“Drupe?” Marica said, proffering a bowl of cherries to her husband, Ronald.
Ronald sighed. “It’s the pits.”
“Oh, come now, a couple of little stones can’t cause so much trouble.”
“Not so much the stones as the stem, of course…” Ronald mumbled.
“But who doesn’t like a cherry?” Marica insisted.
“Cherry!” Ronald snorted. “It’s been years since…” He looked up and focused on the bowl. “Wait. What are we talking about?”
Marica looked at him over the rim of her glasses. “Fruit.”
“I’m not sure how to take that,” Ronald said.
Marica thrust the bowl into his hands, then took one cherry from it and dropped it in her mouth. Two brief chews and she spat the pit expertly into a garbage can with a “ping”; a bit more closed-mouth action and she stuck out her tongue with a knotted stem. She took it off her tongue and tucked it into Ronald’s shirt pocket. “Knots to you,” she said. She turned and went over to the bar, leaving Ronald in his usual state of disjuncture, looking like a dupe.

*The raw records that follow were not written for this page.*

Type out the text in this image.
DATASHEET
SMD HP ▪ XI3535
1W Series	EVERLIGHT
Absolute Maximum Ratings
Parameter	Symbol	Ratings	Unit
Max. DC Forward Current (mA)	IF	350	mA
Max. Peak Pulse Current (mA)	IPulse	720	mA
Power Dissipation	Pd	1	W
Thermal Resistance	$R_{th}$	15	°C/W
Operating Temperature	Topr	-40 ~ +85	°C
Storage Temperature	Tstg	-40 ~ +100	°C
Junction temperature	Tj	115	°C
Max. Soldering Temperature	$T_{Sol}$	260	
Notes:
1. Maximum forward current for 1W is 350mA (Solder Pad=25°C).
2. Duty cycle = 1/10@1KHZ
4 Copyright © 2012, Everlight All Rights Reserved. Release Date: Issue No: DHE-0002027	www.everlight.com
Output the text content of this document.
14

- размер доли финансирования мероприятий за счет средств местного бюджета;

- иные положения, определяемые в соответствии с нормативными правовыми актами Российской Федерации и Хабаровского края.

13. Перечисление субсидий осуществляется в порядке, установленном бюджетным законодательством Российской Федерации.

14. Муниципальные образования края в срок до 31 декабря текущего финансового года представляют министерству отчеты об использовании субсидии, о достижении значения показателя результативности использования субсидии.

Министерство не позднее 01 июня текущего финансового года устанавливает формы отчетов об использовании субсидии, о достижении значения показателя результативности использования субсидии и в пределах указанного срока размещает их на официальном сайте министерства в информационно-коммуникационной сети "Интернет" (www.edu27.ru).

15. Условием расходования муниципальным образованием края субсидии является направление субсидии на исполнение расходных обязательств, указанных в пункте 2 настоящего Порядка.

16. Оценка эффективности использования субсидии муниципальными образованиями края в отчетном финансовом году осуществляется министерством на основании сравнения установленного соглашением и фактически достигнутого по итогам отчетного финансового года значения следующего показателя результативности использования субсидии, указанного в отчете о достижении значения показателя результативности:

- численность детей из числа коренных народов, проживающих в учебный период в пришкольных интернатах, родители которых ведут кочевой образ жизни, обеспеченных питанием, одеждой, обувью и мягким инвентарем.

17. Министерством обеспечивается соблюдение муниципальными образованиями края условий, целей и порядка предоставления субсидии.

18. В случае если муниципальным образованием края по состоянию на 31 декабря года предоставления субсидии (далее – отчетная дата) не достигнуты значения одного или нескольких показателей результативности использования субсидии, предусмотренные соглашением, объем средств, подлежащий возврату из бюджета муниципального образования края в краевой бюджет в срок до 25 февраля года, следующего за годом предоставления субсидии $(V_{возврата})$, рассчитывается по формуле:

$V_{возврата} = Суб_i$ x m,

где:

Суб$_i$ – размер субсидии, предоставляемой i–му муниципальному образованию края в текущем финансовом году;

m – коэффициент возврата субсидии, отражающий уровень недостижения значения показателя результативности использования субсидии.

Having observed at a distance, I came over to Ronald. “Marshalling the drupes?” I said. His face started to muster an outraged and confused look, so I pointed at the bowl. “Cherries are drupes. D-r-u-p-e. A fruit with a single hard stone in the middle. The exocarp, or skin, encloses a mesocarp, the flesh that we eat, in the middle of which is an endocarp, which is the actual seed. Apricots, cherries, peaches, plums, mangoes, all are drupes.”
“Oh,” Ronald said. “I’m not sure I got all of that…”
“You got olive,” I said. “That’s for sure. Overripe olive, to be precise. That’s what the Latin term druppa originally meant; it was taken from a Greek word for ‘olive’, which may have been formed from roots meaning ‘tree’ and ‘ripe’.”
Pause. “You know,” Ronald said, beginning to droop visibly, “I just come to these word tasting things because of Marica.” He looked around for a table and saw none nearby, so he held the bowl out to me. “Mind if I drop these on you? I think I want to go get stoned.” Pause. “Ha ha,” he added drily, and walked off towards Marica.
Maury happened by just then. I held out the bowl. “Drupe?”
“Don’t start,” Maury said. “I don’t mean to be a prude, but I’m not feeling very cherry. I mean cheery.”